Almost a decade later I finally made it to Egypt, again for the purpose of exploring what they knew about yoga and the chakras. Although much of what I found in Central America was coded in symbolism that requires a background in Yantra to decipher, Egypt required a lot less interpretation. Many of the classic postures of Hatha Yoga are carved in stone. In the museum at Luxor, for example, you can see Queen Nefertiti and her dancers in a whole variety of classical asanas. There is a statue of King Tut sitting in the half-lotus with a scroll in one hand, his other hand held in a mudra position usually demonstrated by Buddha or the Hindu deities. This is said to be in his student years; so what was he studying? One of the favorite things he was buried with was a golden, two-and-a-half-coiled cobra—Kundalini strikes again. This serpent is everywhere in Egypt; the seven chakras are in most temples, and the little pyramid I had seen in a Hindu version of the first chakra is here blown sky-high.

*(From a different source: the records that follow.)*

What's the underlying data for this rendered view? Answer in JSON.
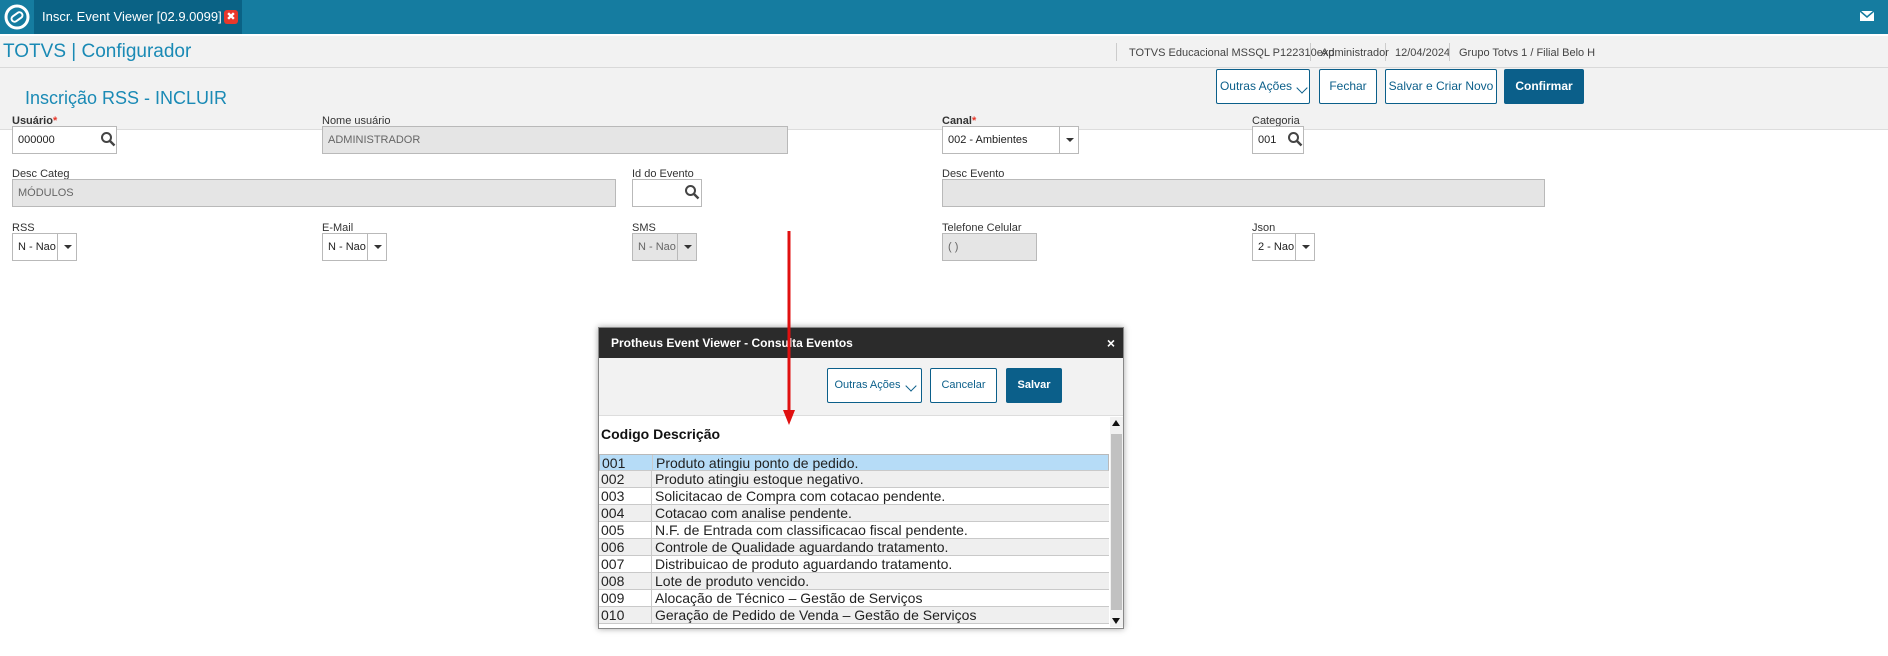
{
  "tabbar": {
    "tab_title": "Inscr. Event Viewer [02.9.0099]",
    "close_glyph": "✖"
  },
  "header": {
    "app_title": "TOTVS | Configurador",
    "environment": "TOTVS Educacional MSSQL P122310exp",
    "user": "Administrador",
    "date": "12/04/2024",
    "branch": "Grupo Totvs 1 / Filial Belo H"
  },
  "page": {
    "title": "Inscrição RSS - INCLUIR",
    "buttons": {
      "other_actions": "Outras Ações",
      "close": "Fechar",
      "save_new": "Salvar e Criar Novo",
      "confirm": "Confirmar"
    }
  },
  "form": {
    "usuario": {
      "label": "Usuário",
      "required": "*",
      "value": "000000"
    },
    "nome_usuario": {
      "label": "Nome usuário",
      "value": "ADMINISTRADOR"
    },
    "canal": {
      "label": "Canal",
      "required": "*",
      "value": "002 - Ambientes"
    },
    "categoria": {
      "label": "Categoria",
      "value": "001"
    },
    "desc_categ": {
      "label": "Desc Categ",
      "value": "MÓDULOS"
    },
    "id_evento": {
      "label": "Id do Evento",
      "value": ""
    },
    "desc_evento": {
      "label": "Desc Evento",
      "value": ""
    },
    "rss": {
      "label": "RSS",
      "value": "N - Nao"
    },
    "email": {
      "label": "E-Mail",
      "value": "N - Nao"
    },
    "sms": {
      "label": "SMS",
      "value": "N - Nao"
    },
    "telefone": {
      "label": "Telefone Celular",
      "value": "( )"
    },
    "json": {
      "label": "Json",
      "value": "2 - Nao"
    }
  },
  "modal": {
    "title": "Protheus Event Viewer - Consulta Eventos",
    "close_glyph": "×",
    "buttons": {
      "other_actions": "Outras Ações",
      "cancel": "Cancelar",
      "save": "Salvar"
    },
    "columns": {
      "code": "Codigo",
      "desc": "Descrição"
    },
    "rows": [
      {
        "code": "001",
        "desc": "Produto atingiu ponto de pedido."
      },
      {
        "code": "002",
        "desc": "Produto atingiu estoque negativo."
      },
      {
        "code": "003",
        "desc": "Solicitacao de Compra com cotacao pendente."
      },
      {
        "code": "004",
        "desc": "Cotacao com analise pendente."
      },
      {
        "code": "005",
        "desc": "N.F. de Entrada com classificacao fiscal pendente."
      },
      {
        "code": "006",
        "desc": "Controle de Qualidade aguardando tratamento."
      },
      {
        "code": "007",
        "desc": "Distribuicao de produto aguardando tratamento."
      },
      {
        "code": "008",
        "desc": "Lote de produto vencido."
      },
      {
        "code": "009",
        "desc": "Alocação de Técnico – Gestão de Serviços"
      },
      {
        "code": "010",
        "desc": "Geração de Pedido de Venda – Gestão de Serviços"
      }
    ],
    "selected_row": 0
  },
  "icons": {
    "logo": "totvs-logo-icon",
    "mail": "mail-icon",
    "search": "search-icon",
    "dropdown": "chevron-down-icon"
  },
  "colors": {
    "topbar": "#157ca0",
    "accent": "#1a8ab5",
    "primary_button": "#0b5f8a",
    "required": "#e8382b",
    "annotation_arrow": "#e01010",
    "selection": "#b6dcf7"
  }
}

In the Temples of Angkor Wat in Cambodia, which I visited during the winter of 2001 with my teaching partner Marina, I found the serpent to be woven into the fabric of virtually every wall and walkway. No one doubts the strong Hindu influence that inspired the original temples. For those who understand yoga and the energy world of the chakras, the whole area can be seen as the expression of a culture which lived to awaken all the dormant forces within us and develop full human potential.
It is not within the scope of this text to go into all the details of my/our research. However, I want to highlight my eclectic perspective on yoga. I have observed that this wonderful science of the energy world is based on a universal reality that goes beyond any one culture.

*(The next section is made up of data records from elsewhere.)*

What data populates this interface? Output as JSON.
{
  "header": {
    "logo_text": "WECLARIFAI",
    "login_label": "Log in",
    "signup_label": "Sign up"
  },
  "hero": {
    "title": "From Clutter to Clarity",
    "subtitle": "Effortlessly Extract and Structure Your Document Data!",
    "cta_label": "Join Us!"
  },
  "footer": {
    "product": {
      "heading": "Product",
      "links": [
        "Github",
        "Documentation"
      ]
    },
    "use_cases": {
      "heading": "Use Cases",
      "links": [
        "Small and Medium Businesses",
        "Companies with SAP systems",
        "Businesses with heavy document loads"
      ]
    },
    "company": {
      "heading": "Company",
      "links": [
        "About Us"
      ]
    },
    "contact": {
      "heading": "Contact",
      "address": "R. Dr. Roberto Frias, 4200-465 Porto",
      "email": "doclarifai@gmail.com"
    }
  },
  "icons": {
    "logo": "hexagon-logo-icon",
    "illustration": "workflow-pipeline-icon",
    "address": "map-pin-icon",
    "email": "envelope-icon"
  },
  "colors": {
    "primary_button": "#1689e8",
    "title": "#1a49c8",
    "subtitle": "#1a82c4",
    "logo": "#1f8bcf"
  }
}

It has been a long and interesting study, and after 40 years I can say that “mystical” yoga turns out to be much more scientific than most of the “sciences” of the West. Because of my experiences with high school science, which taught what “science” and “scientific” meant, I could clearly see the logic in this yogic approach. For instance, in the classical scientific experiment you need an objective, a method to demonstrate that objective, and then you must observe what happens when you apply these methods. After a certain amount of observation of the results, you can draw conclusions about what is going on during this experiment.
With yoga the experiment is performed on your own body and mind. You, the practitioner, must become the scientist, performing the experiments with posture, movement, breath, diet, concentration, visualization, sound, and a variety of techniques over an extended period of time. You must carefully observe the results of what you are doing at the physical, emotional, mental and spiritual levels over that time period. Then, and only then, can you draw conclusions about what affects the body, feelings, mind and spirit, and just what those effects are. You learn this from your own experiences, and although this is considered subjective rather than purely objective, it is valid for each individual. Yoga is a very personal experience, one that each individual needs to go through on the path to enlightenment. Don’t worry too much about getting to that final enlightened state either, as you will find that with the practice, the inner light simply becomes progressively brighter, as the outer world becomes more colorful.